Robert Peston's How Rules Britain?

Seems quite good on the coruscating effects of letting the super-rich get away with murder, but entirely useless when it comes to having any idea of what to do about it.
 
I'm reading Bill Bryson's book on Shakespeare atm. It's a bit of a longwinded way of saying 'we don't know much about him'. It's OK but I'll be glad when I've finished it.
 
Finally finished Perdido St Station - on balance an excellent book, but along the way littered with some really really awful writing
 
Finished the Maclaren-Ross collection, which was highly enjoyable. Some of his stories are magnificent, and he writes the best openings of any writer ever. Film criticism not bad either.


Now it's Isolarion: A Different Oxford Journey by James Attlee.
 
I've just discovered Neil Gaiman and am loving it. I'm reading Neverwhere atm and I'm remembering why I used to love fantasy novels as a kid. :cool:
 
Necronomicon - The Best Weird Tales Of H. P. Lovecraft.

All my favourite stories in one hardback edition.

i find him largely unreadable.

it's all about someone's uncle who read a book about a bloke who's grandad met a guy in bar who knew who someone who once saw something awful
 
Thanks for that. Will see if they've got it in the library.

Finished Neverwhere last night - the ending was a bit predictable but all in all an enjoyable read.

obscure info: Neverwhere was made into an awfuly cheap and low-rent bbc mini series starring Patterson Jones of Peep Show and Survivors fame in the role of De Carrabas
 
obscure info: Neverwhere was made into an awfuly cheap and low-rent bbc mini series starring Patterson Jones of Peep Show and Survivors fame in the role of De Carrabas

Wasn't it the other way round - the TV series came first and then he made it into a book. That was the impression I got from the book's introduction. It could have been a great TV programme.
 
The Blunderer by Patricia High-Smith, it's not great but I'm working my way through all her books. Nearly there now :cool:
 
Woop, got a cracking haul of books from the YM this affy:

Salman Rushdie - Midnight's Children
Carlos Ruiz Zafon - The Shadow of the Wind
Andrea Levy - Small Island
Hillary Jordan - Mudbound
Gert Ledig - The Stalin Organ
Alan Parker - The Sucker's Kiss

all for the grand total of £4.94! :cool:

Has Salman Rushdie got a book out about being on the run from the funda-mentalists? That would be interesting i guess?
 
Wasn't it the other way round - the TV series came first and then he made it into a book. That was the impression I got from the book's introduction. It could have been a great TV programme.
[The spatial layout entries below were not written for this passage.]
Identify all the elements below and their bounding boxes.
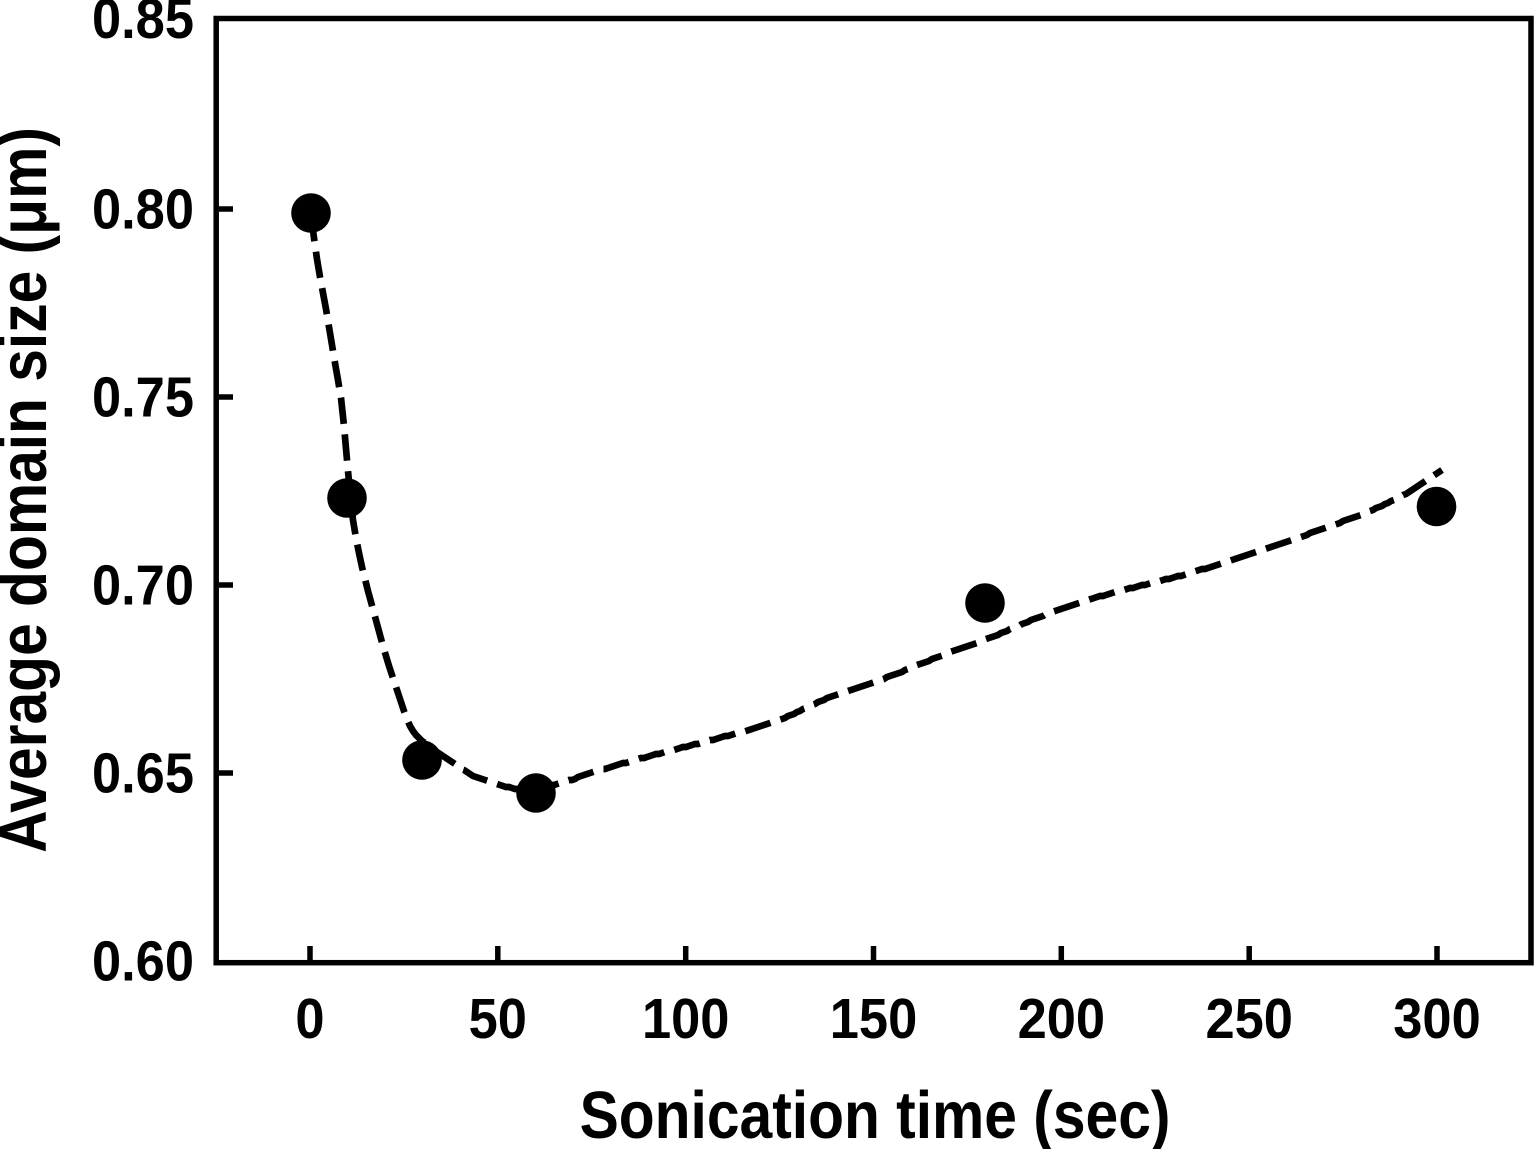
svg-text:300: 300 xyxy=(1393,986,1480,1051)
svg-text:Sonication time (sec): Sonication time (sec) xyxy=(580,1078,1171,1149)
svg-text:250: 250 xyxy=(1205,986,1292,1051)
svg-text:0.65: 0.65 xyxy=(92,741,194,806)
svg-text:200: 200 xyxy=(1018,986,1105,1051)
svg-text:0.70: 0.70 xyxy=(92,553,194,618)
svg-text:50: 50 xyxy=(469,986,527,1051)
svg-text:150: 150 xyxy=(830,986,917,1051)
svg-text:0.85: 0.85 xyxy=(92,0,194,51)
svg-text:0.75: 0.75 xyxy=(92,365,194,430)
svg-text:100: 100 xyxy=(642,986,729,1051)
svg-text:0.60: 0.60 xyxy=(92,929,194,994)
svg-text:0.80: 0.80 xyxy=(92,177,194,242)
svg-text:0: 0 xyxy=(295,986,324,1051)
svg-text:Average domain size (μm): Average domain size (μm) xyxy=(0,127,61,853)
yes, he put up with all cuts to his script cause he was thinking 'I'll put it in the book'
 
Gonna finally start Altered Carbon later..........


:)

You'll love it, I'm sure. But there is a hollowness to Morgans work, an essential emptiness that he cloaks in sex and violence. He is an interesting author, and given how many non sci-fi people he ropes into buying his works he must be doing something right. I really enjoyed him, but another poster had it right when he described him as grubby, and not good grubby.
For me he is cut-rate Alistair Reynolds. Very good, a sci fi genius, but there is a lack o his works, a certain something missing.